Spanish Potato Salad – A Detailed recipe cooking. Time: 1 hour. 15 minutes. Difficulty: easy Servings: 4 Measured containers are used in recipes volume: 1 cup (st.) – 240 ml. 3/4 cup (st.) – 180 ml. 1/2 cups (st.) – 120 ml. 1/3 cup (st.) – 80 ml. 1/4 cup (Art.) – 60 ml. 1 tablespoon (tbsp.) – 15 ml. 1 teaspoon (tsp) – 5 ml.

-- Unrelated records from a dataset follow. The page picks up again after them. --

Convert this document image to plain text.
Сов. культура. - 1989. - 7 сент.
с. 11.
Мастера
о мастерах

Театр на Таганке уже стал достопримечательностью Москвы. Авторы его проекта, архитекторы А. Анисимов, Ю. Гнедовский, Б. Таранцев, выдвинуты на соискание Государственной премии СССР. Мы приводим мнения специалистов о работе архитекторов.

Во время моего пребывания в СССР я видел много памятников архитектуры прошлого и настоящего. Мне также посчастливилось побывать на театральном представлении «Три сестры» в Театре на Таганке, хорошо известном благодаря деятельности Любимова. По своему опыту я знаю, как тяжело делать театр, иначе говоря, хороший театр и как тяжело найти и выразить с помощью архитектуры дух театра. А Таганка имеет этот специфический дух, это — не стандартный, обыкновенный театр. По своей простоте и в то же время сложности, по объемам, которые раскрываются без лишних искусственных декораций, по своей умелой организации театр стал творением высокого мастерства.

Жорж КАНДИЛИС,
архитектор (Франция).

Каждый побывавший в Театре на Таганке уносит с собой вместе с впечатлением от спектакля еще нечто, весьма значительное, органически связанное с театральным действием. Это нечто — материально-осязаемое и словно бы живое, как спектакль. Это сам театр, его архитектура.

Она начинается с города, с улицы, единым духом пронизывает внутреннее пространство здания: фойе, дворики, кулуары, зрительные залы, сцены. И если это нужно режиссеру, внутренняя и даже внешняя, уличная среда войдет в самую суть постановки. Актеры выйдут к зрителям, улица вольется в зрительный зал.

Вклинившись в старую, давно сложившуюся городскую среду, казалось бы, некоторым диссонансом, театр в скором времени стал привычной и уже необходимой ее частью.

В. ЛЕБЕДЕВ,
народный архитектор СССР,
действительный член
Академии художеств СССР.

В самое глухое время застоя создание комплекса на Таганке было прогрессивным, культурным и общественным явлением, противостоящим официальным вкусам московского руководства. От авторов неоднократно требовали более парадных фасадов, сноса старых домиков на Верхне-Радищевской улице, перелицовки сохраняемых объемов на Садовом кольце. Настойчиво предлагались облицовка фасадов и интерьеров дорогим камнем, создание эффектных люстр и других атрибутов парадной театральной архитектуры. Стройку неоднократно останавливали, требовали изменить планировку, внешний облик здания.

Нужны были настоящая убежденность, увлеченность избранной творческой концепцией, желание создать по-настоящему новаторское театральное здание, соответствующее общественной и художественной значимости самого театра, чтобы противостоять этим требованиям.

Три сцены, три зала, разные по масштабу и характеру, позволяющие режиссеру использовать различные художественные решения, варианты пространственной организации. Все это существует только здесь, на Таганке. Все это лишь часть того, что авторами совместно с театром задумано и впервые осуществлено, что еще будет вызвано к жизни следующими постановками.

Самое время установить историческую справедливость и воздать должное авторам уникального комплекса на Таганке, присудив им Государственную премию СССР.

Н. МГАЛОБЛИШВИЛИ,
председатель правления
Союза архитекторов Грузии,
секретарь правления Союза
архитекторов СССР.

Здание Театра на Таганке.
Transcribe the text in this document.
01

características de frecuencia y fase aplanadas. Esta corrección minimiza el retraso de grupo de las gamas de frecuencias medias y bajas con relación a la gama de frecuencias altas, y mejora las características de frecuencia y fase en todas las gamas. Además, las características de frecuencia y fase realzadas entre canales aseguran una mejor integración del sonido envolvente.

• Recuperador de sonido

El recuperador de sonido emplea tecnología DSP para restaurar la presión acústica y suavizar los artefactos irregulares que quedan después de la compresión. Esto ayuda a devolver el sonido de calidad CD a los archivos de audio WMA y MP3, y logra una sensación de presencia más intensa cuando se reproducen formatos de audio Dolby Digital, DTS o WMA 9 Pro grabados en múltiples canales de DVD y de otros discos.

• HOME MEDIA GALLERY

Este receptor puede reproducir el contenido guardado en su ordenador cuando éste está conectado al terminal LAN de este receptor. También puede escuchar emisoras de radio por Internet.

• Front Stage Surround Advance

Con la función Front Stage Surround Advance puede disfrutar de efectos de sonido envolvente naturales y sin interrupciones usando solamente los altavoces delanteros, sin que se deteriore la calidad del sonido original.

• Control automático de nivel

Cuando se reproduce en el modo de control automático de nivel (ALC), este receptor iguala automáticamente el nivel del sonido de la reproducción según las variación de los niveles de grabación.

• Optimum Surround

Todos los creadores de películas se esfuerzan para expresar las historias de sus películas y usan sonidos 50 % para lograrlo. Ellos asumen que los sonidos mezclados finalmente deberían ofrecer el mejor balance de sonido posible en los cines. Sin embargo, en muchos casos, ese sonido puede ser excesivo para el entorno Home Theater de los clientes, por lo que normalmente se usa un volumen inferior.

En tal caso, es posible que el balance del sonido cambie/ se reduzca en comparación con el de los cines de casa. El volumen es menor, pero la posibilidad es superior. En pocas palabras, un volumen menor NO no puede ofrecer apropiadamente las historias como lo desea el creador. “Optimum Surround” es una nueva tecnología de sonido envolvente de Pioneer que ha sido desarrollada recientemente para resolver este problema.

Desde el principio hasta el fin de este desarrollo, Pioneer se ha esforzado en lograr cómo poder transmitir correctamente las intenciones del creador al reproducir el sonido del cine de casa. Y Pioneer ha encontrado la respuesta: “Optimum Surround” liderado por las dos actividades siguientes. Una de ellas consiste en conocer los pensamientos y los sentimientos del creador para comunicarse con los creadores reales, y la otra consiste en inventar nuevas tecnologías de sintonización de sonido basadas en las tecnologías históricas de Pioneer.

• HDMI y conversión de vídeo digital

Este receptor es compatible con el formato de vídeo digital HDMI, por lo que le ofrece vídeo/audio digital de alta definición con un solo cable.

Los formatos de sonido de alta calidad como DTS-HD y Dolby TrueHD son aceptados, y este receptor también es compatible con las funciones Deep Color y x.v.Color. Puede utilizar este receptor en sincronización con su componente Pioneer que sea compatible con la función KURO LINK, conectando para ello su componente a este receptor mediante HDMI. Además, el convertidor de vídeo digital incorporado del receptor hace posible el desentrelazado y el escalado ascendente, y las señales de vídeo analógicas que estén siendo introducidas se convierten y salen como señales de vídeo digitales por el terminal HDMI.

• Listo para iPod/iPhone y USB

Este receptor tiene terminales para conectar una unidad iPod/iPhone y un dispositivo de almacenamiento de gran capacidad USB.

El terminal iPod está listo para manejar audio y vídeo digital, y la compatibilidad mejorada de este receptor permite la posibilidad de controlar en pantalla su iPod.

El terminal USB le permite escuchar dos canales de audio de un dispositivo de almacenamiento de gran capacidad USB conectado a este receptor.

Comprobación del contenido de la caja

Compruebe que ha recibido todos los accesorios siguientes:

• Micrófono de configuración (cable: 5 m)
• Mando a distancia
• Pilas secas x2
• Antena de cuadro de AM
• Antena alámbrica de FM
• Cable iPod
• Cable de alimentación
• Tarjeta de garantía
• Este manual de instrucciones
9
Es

Ingredients for the recipe:
- 900 gr. young potatoes
- 1 coarsely chopped large tomato
- 1/4 Art. red wine vinegar
- 1 tbsp. l honey
- 1 pinch saffron stigma
- 1 tbsp. mayonnaise
- 1 tbsp. l chopped garlic
- Salt and ground black pepper
- 1/2 tbsp. diced onions
- 1 tbsp. l finely chopped fresh thyme
- 1/4 Art. coarsely chopped parsley
Recipes with similar ingredients: potatoes, tomatoes, onions, garlic, wine vinegar, mayonnaise, saffron, thyme, parsley, honey
Recipe preparation:
- In a small saucepan, mix vinegar, honey and saffron. Bring the mixture to a boil over high heat, immediately remove from heat and let cool to room temperature. In a medium-sized bowl, mix mayonnaise and garlic with saffron mixture, salt and pepper over to taste.
- Boil potatoes until soft in a large boiling pot salted water. Drain and cut the tubers in circles 1 cm thick. Fold them in a large serving bowl and immediately mix with mayonnaise dressing, tomatoes, onions, thyme and parsley. Salt and pepper to taste.